Missed connection: ‘Squatters’ and insufficient supply
In the wake of the IRA in the U.S., the number of projects seeking interconnection (i.e., a connection to the grid) has ballooned, eclipsing more than 1 TW of generating capacity. Wait times are growing as the line does. Here’s how the average time spent in the interconnection queue for completed projects has changed in the past 15 years.
- Projects completed in 2008: <2 years in queue on average
- Projects completed in 2015: ~3 years in queue on average
- Projects completed in 2022: ~5 years in queue on average
Part of this is a sheer numbers game: When more projects apply for interconnection, it makes sense that the queue gets longer and wait times increase. PJM, for instance, the TK that serves TK, is not accepting new interconnection queue applications until 2026.
There are other factors at play here, though. Not all projects and developers have equal intent to actually see a project to completion. In our conversation, Stephan noted there are many ‘squatters’ who don’t necessarily intend to go through or have no realistic shot at making it through the whole development process. They just want the option. Stephan identified this as a “huge problem.” Only approximately 20% of projects that are in queue end up getting completed.
Construction is pretty quick on these systems because the system’s main components are the batteries and the inverters, the switchgear, and the transformers, things like that; the actual, call it ‘hard balance’ of the system that exists on the site itself is pretty straightforward.
As long as we have supply locked in and available to deploy, construction can be done in as quickly as six months. Then it’s waiting on the utility to perform the actual interconnection… when I think about what we struggle with the most, it’s definitely utility interconnection.
The other major challenge that both Barrett and Stephan called out is supply. Specifically, batteries, transformers, switchgear, inverters, and other necessary electrical components aren’t in high supply. Even as investments in battery manufacturing capacity in the U.S. skyrocket, these still come with long lead times before factories are online. In the present moment, based on BESS deployment, markets are constrained and prices are rising.
One thing that’s not a massive issue for BESS deployment in Stephan’s eyes is permitting.
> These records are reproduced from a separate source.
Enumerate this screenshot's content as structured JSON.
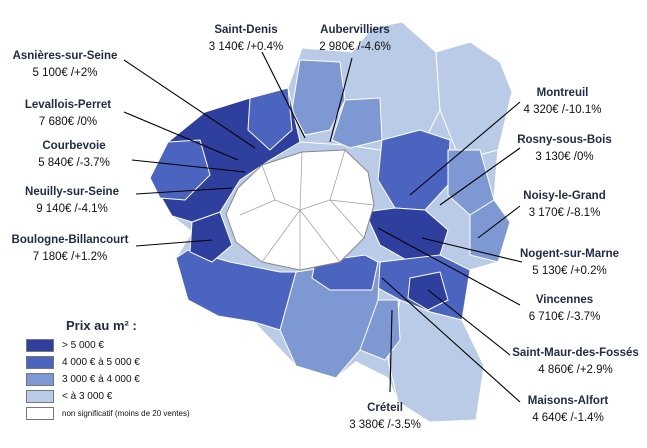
{
  "legend": {
    "title": "Prix au m² :",
    "items": [
      {
        "label": "> 5 000 €",
        "color": "#2e3f9e"
      },
      {
        "label": "4 000 € à 5 000 €",
        "color": "#4a64c0"
      },
      {
        "label": "3 000 € à 4 000 €",
        "color": "#7d98d2"
      },
      {
        "label": "< à 3 000 €",
        "color": "#b9cbe6"
      },
      {
        "label": "non significatif (moins de 20 ventes)",
        "color": "#ffffff"
      }
    ]
  },
  "cities": [
    {
      "name": "Saint-Denis",
      "price": "3 140€ /+0.4%"
    },
    {
      "name": "Aubervilliers",
      "price": "2 980€ /-4.6%"
    },
    {
      "name": "Asnières-sur-Seine",
      "price": "5 100€ /+2%"
    },
    {
      "name": "Levallois-Perret",
      "price": "7 680€ /0%"
    },
    {
      "name": "Courbevoie",
      "price": "5 840€ /-3.7%"
    },
    {
      "name": "Neuilly-sur-Seine",
      "price": "9 140€ /-4.1%"
    },
    {
      "name": "Boulogne-Billancourt",
      "price": "7 180€ /+1.2%"
    },
    {
      "name": "Montreuil",
      "price": "4 320€ /-10.1%"
    },
    {
      "name": "Rosny-sous-Bois",
      "price": "3 130€ /0%"
    },
    {
      "name": "Noisy-le-Grand",
      "price": "3 170€ /-8.1%"
    },
    {
      "name": "Nogent-sur-Marne",
      "price": "5 130€ /+0.2%"
    },
    {
      "name": "Vincennes",
      "price": "6 710€ /-3.7%"
    },
    {
      "name": "Saint-Maur-des-Fossés",
      "price": "4 860€ /+2.9%"
    },
    {
      "name": "Maisons-Alfort",
      "price": "4 640€ /-1.4%"
    },
    {
      "name": "Créteil",
      "price": "3 380€ /-3.5%"
    }
  ]
}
This topic gets a lot of attention as it delays other energy projects, like building transmission lines (or natural gas pipelines). But the square footage of a BESS project is much more compact, simplifying things.
It’s one thing to identify interconnection as a critical constraint for deploying more renewable energy and BESS in the U.S. It’s another to solve that issue. The gridlock in interconnection could take years to sort out; As we noted, some queues are so backed up that they aren’t accepting new applications for years.It could continue to get worse!
I don’t have any grand palliative prescriptions here other than to say a) I’m now primed to investigate the policy question of ‘what would help’ more deeply and b) to say that this, alongside other things like permitting reform, should be a firm focus of regulators out to 2025.
It’s great the IRA got passed. But ensuring other changes, like updates to interconnection processes, follow suit is equally critical to make full and best use of public funding.